12 Step Action Plan That Will Improve Routine In 2023
The power of habit is strong. It’s the most fundamental law of human nature. We all want to improve our routines, but we’re guilty of focusing on the wrong things. Here are 12 action steps that will improve routine.
Changing habits is not about willpower; it’s about building new neural pathways in your brain.
There are 12 steps to building a new habit that will improve your life:
1) Identify the routine
The first step is to identify what specific routine you want to turn into a habit. A routine can be anything from going for a run every morning before work or eating an apple after lunch every day.
2) Set your intention
The next step is to set an intention for why you’re working on turning this routine into a habit. Do you want to add more exercise into your daily life? Or maybe you want to eat healthier so you feel better and have more energy?
3) Be specific
The third step is to be very specific about when you are going to do this routine. If your goal is to eat an apple every day at lunch time, then make sure that you don’t eat anything else at that time. Don’t eat two apples or go for a walk instead of eating an apple.
4) Make it easy to follow
Once you have identified your desired routine, make it as easy as possible for yourself to follow through. If going for a run in the morning is too complicated and time-consuming, try jogging in your neighbourhood after dinner instead.
If eating an apple after lunch is inconvenient because you’re at work all day, try bringing an apple with you and eating it before lunch or after dinner instead of during lunch break.
5) Set aside time
Once you’ve made it easy, set aside at least five minutes each day for the habit to take place. Once it becomes part of your daily routine, this small amount of time will become automatic and unconscious — which means that it’ll be easier for your brain to remember later on!
6) Form a trigger
Next, decide when and where you want your new routine to occur.
For example, if you want to eat an apple after lunch every day, decide when you’ll eat it (right after lunch), where (in the kitchen) and with whom (your family). Once you’ve decided on these details, it’s time to create the trigger that will remind you of this new routine each day.
For example, if you’re going for a run every morning before work, set up your alarm clock so that it goes off at 6:30 am every day.
7) Find an accountability partner
One of the best ways to stick with your new routine is to tell someone else about it and ask them to hold you accountable for sticking with it.
This could be a friend who wants to start eating healthier or someone who wants to go on runs with you every morning before work.

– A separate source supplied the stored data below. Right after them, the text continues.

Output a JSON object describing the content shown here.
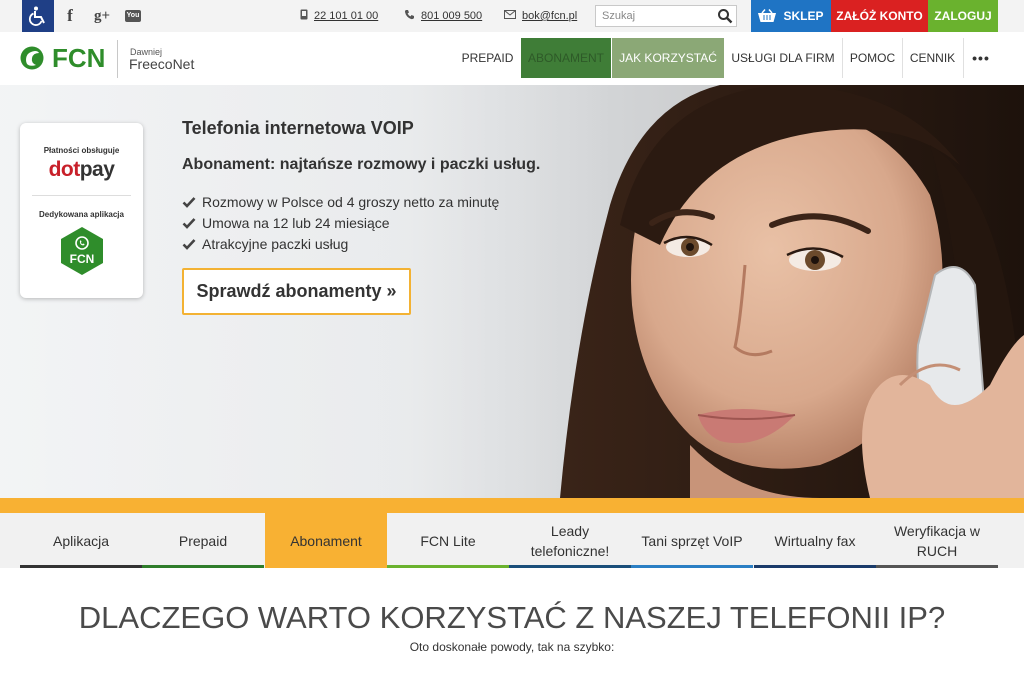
{
  "topbar": {
    "social": [
      {
        "name": "accessibility-icon"
      },
      {
        "name": "facebook-icon",
        "glyph": "f"
      },
      {
        "name": "google-plus-icon",
        "glyph": "g+"
      },
      {
        "name": "youtube-icon",
        "glyph": "You"
      }
    ],
    "phone1": "22 101 01 00",
    "phone2": "801 009 500",
    "email": "bok@fcn.pl",
    "search_placeholder": "Szukaj",
    "shop": "SKLEP",
    "register": "ZAŁÓŻ KONTO",
    "login": "ZALOGUJ"
  },
  "header": {
    "logo_text": "FCN",
    "logo_small": "Dawniej",
    "logo_brand": "FreecoNet",
    "nav": {
      "prepaid": "PREPAID",
      "abonament": "ABONAMENT",
      "jak": "JAK KORZYSTAĆ",
      "uslugi": "USŁUGI DLA FIRM",
      "pomoc": "POMOC",
      "cennik": "CENNIK",
      "more": "•••"
    }
  },
  "hero": {
    "badge_pay_label": "Płatności obsługuje",
    "dotpay_dot": "dot",
    "dotpay_pay": "pay",
    "badge_app_label": "Dedykowana aplikacja",
    "app_hex_text": "FCN",
    "title": "Telefonia internetowa VOIP",
    "subtitle": "Abonament: najtańsze rozmowy i paczki usług.",
    "features": [
      "Rozmowy w Polsce od 4 groszy netto za minutę",
      "Umowa na 12 lub 24 miesiące",
      "Atrakcyjne paczki usług"
    ],
    "cta": "Sprawdź abonamenty »"
  },
  "tabs": [
    {
      "label": "Aplikacja",
      "color": "#333333"
    },
    {
      "label": "Prepaid",
      "color": "#2f7d2b"
    },
    {
      "label": "Abonament",
      "color": "#f8b133"
    },
    {
      "label": "FCN Lite",
      "color": "#6ab22e"
    },
    {
      "label": "Leady telefoniczne!",
      "color": "#1a4f7a"
    },
    {
      "label": "Tani sprzęt VoIP",
      "color": "#2b7fc4"
    },
    {
      "label": "Wirtualny fax",
      "color": "#1a3b6a"
    },
    {
      "label": "Weryfikacja w RUCH",
      "color": "#555555"
    }
  ],
  "section": {
    "title": "DLACZEGO WARTO KORZYSTAĆ Z NASZEJ TELEFONII IP?",
    "subtitle": "Oto doskonałe powody, tak na szybko:"
  },
  "colors": {
    "brand_green": "#2f8d2b",
    "accent_yellow": "#f8b133",
    "shop_blue": "#1f74c4",
    "register_red": "#da2121",
    "login_green": "#6ab22e"
  }
}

8) Do it at the same time every day
You need to make sure that you do this activity every single day at exactly the same time so that your brain can form a pattern around it and make it easier for you to remember what comes next without having to think about it too much.
9) Create reminders
Once you’ve identified the routine and set your intention, it’s time to create reminders so that you’ll actually do it consistently. For example, if you want to go for a run every morning before work, put your running shoes next to your bed and set an alarm on your phone or Fitbit so that it buzzes when it’s time to go (or even better, use a fitness tracker that has built-in sleep tracking). If you want to eat an apple after lunch every day, keep one in your bag at all times so that when hunger strikes after eating lunch at work, there’s no excuse not to eat an apple!
10) Make it a game
Once you’ve decided on the routine, the next step is to make it fun. If you’re trying to run every morning, make a bet with a friend who’s also trying to start running that you’ll both run on the weekends. If you’re trying to eat an apple every day, make it a competition with your co-workers: whoever eats their apple first gets a free coffee!
11) Track your progress
Once you’ve identified the routine and made it as easy as possible for yourself, start tracking how well you perform that routine on a daily basis. Use an app like Habitbrite or HabitForge to keep track of when you succeed (i.e., eating one apple per day) and when you fail (i.e., eating two apples per day). This will help motivate you by showing how well or poorly you’re doing with this new routine.
12) Be patient
It takes at least 21 days for a habit to form, so don’t give up if it seems like nothing is happening at first! It can take a while to build new routines, but with practice and patience they’ll become easier and eventually automatic.
Hopefully, you’ve already taken some steps to improve yourself and your life. If not, no matter where you’re at in the process, we wish you the best of luck with it. Ultimately, building up better habits through incremental improvement isn’t a one-shot deal — it’s a process that you have to stick with over time.